Kumon RE, Pollack MJ, Faulx AL, Olowe K, Farooq FT, Chen VK, Zhou Y, Wong RCK, Isenberg GA, Sivak, MV, Chak A, Deng CX. In vivo characterization of pancreatic and lymph node tissue using endoscopic ultrasound spectrum analysis: Validation study. Gastrointestinal Endoscopy 2009; 71(1): 53-63
In this follow-up study, our purpose was to validate RF spectral analysis as a method to distinguish between (1) benign and malignant lymph nodes and (2) normal pancreas, chronic pancreatitis, and pancreatic cancer. Midband fit, slope, intercept, and correlation coefficient from a linear regression of the calibrated RF power spectra were determined. Discriminant analysis of mean pilot-study parameters was then performed to classify validation-study parameters. For benign versus malignant lymph nodes, midband fit and intercept provided classification with 67% accuracy and area under the receiver operating curve (AUC) of 0.86. For diseased versus normal pancreas, midband fit and correlation coefficient provided 93% accuracy and an AUC of 0.98. For pancreatic cancer versus chronic pancreatitis, the same parameters provided 77% accuracy and an AUC of 0.89. Results improved further when classification was performed with all data. This study confirms that mean spectral parameters provide a noninvasive method to quantitatively discriminate benign and malignant lymph nodes as well as normal and diseased pancreas.

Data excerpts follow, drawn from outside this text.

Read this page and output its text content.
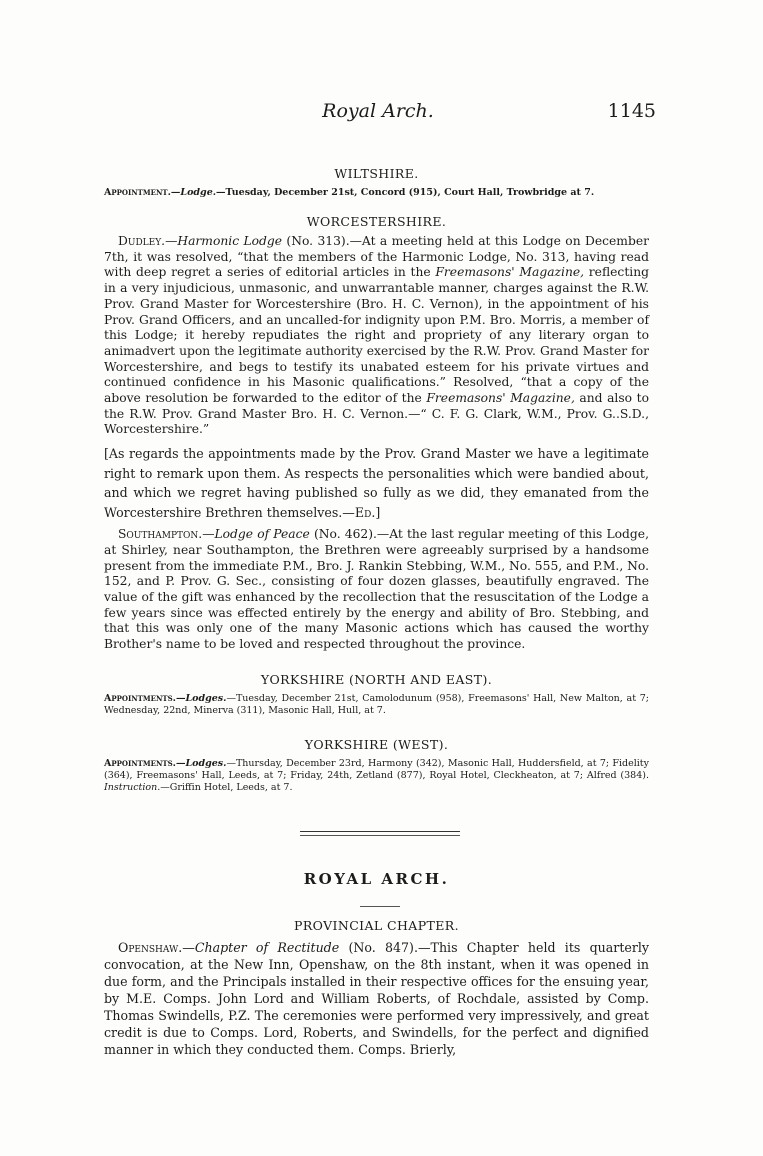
Royal Arch.	1145

WILTSHIRE.

Appointment.—Lodge.—Tuesday, December 21st, Concord (915), Court Hall, Trowbridge at 7.

WORCESTERSHIRE.

Dudley.—Harmonic Lodge (No. 313).—At a meeting held at this Lodge on December 7th, it was resolved, “that the members of the Harmonic Lodge, No. 313, having read with deep regret a series of editorial articles in the Freemasons' Magazine, reflecting in a very injudicious, unmasonic, and unwarrantable manner, charges against the R.W. Prov. Grand Master for Worcestershire (Bro. H. C. Vernon), in the appointment of his Prov. Grand Officers, and an uncalled-for indignity upon P.M. Bro. Morris, a member of this Lodge; it hereby repudiates the right and propriety of any literary organ to animadvert upon the legitimate authority exercised by the R.W. Prov. Grand Master for Worcestershire, and begs to testify its unabated esteem for his private virtues and continued confidence in his Masonic qualifications.” Resolved, “that a copy of the above resolution be forwarded to the editor of the Freemasons' Magazine, and also to the R.W. Prov. Grand Master Bro. H. C. Vernon.—“ C. F. G. Clark, W.M., Prov. G..S.D., Worcestershire.”

[As regards the appointments made by the Prov. Grand Master we have a legitimate right to remark upon them. As respects the personalities which were bandied about, and which we regret having published so fully as we did, they emanated from the Worcestershire Brethren themselves.—Ed.]

Southampton.—Lodge of Peace (No. 462).—At the last regular meeting of this Lodge, at Shirley, near Southampton, the Brethren were agreeably surprised by a handsome present from the immediate P.M., Bro. J. Rankin Stebbing, W.M., No. 555, and P.M., No. 152, and P. Prov. G. Sec., consisting of four dozen glasses, beautifully engraved. The value of the gift was enhanced by the recollection that the resuscitation of the Lodge a few years since was effected entirely by the energy and ability of Bro. Stebbing, and that this was only one of the many Masonic actions which has caused the worthy Brother's name to be loved and respected throughout the province.

YORKSHIRE (NORTH AND EAST).

Appointments.—Lodges.—Tuesday, December 21st, Camolodunum (958), Freemasons' Hall, New Malton, at 7; Wednesday, 22nd, Minerva (311), Masonic Hall, Hull, at 7.

YORKSHIRE (WEST).

Appointments.—Lodges.—Thursday, December 23rd, Harmony (342), Masonic Hall, Huddersfield, at 7; Fidelity (364), Freemasons' Hall, Leeds, at 7; Friday, 24th, Zetland (877), Royal Hotel, Cleckheaton, at 7; Alfred (384). Instruction.—Griffin Hotel, Leeds, at 7.

ROYAL ARCH.

PROVINCIAL CHAPTER.

Openshaw.—Chapter of Rectitude (No. 847).—This Chapter held its quarterly convocation, at the New Inn, Openshaw, on the 8th instant, when it was opened in due form, and the Principals installed in their respective offices for the ensuing year, by M.E. Comps. John Lord and William Roberts, of Rochdale, assisted by Comp. Thomas Swindells, P.Z. The ceremonies were performed very impressively, and great credit is due to Comps. Lord, Roberts, and Swindells, for the perfect and dignified manner in which they conducted them. Comps. Brierly,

Kumon RE, Olowe K, Farooq FT, Chen V, Zhou Y, Faulx A, Iseenberg GA, Sivak MV, Chak A, Deng CX. EUS spectrum analysis for in vivo tissue characterization in the pancreas and intra-abdominal and mediastinal lymph nodes: A pilot study. Gastrointestinal Endoscopy 2007; 66(6): 1096-1106.

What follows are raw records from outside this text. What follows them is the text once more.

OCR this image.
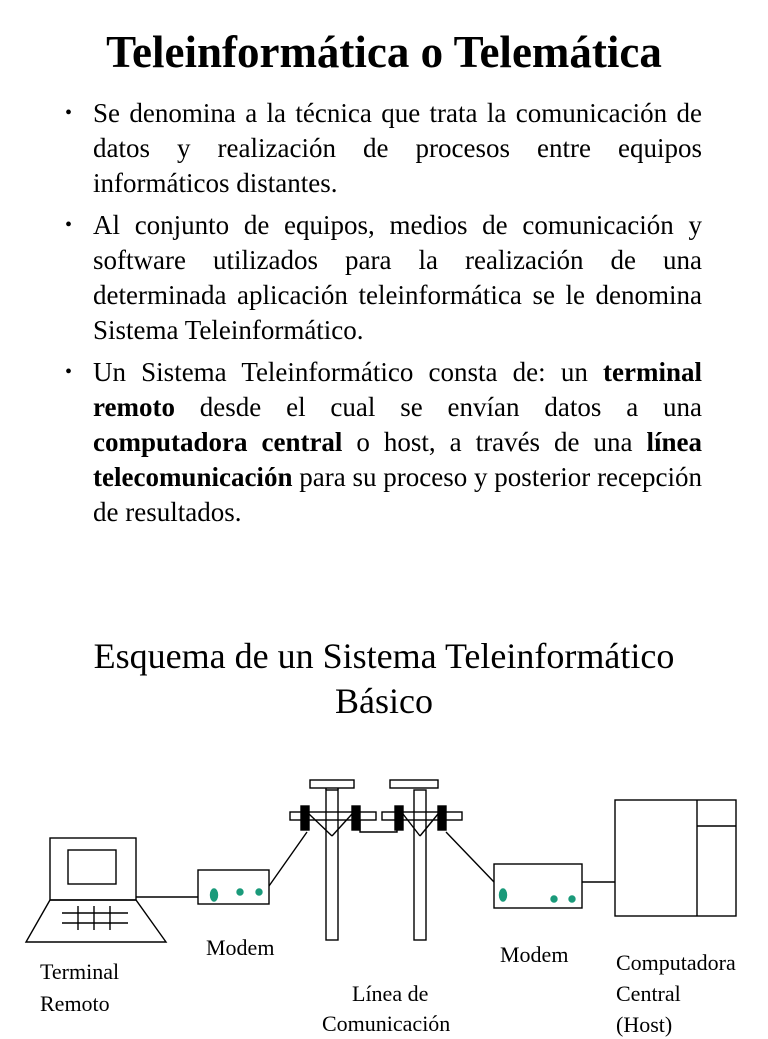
Teleinformática o Telemática
• Se denomina a la técnica que trata la comunicación de datos y realización de procesos entre equipos informáticos distantes.
• Al conjunto de equipos, medios de comunicación y software utilizados para la realización de una determinada aplicación teleinformática se le denomina Sistema Teleinformático.
• Un Sistema Teleinformático consta de: un terminal remoto desde el cual se envían datos a una computadora central o host, a través de una línea telecomunicación para su proceso y posterior recepción de resultados.
Esquema de un Sistema Teleinformático
Básico
Terminal
Remoto
Modem
Línea de
Comunicación
Modem Computadora
Central
(Host)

EUS is limited by variability in the examiner’s subjective interpretation of B-scan images to differentiate among normal, inflammatory, and malignant tissue. By using information otherwise discarded by conventional EUS systems, quantitative spectral analysis of the raw radiofrequency (RF) signals underlying EUS images enables tissue to be characterized more objectively. In this paper, linear regression parameters of calibrated power spectra of the RF signals were tested to differentiate normal pancreas from chronic pancreatitis and from pancreatic cancer as well as benign from malignant-appearing lymph nodes. The mean intercept, slope, and midband fit of the spectra differed significantly among normal pancreas, adenocarcinoma, and chronic pancreatitis when all were compared with each other (p < 0.01). On direct comparison, mean midband fit for adenocarcinoma differed significantly from that for chronic pancreatitis (p < 0.05). For lymph nodes, mean midband fit and intercept differed significantly between benign- and malignant-appearing lymph nodes (p < 0.01 and p < 0.05, respectively).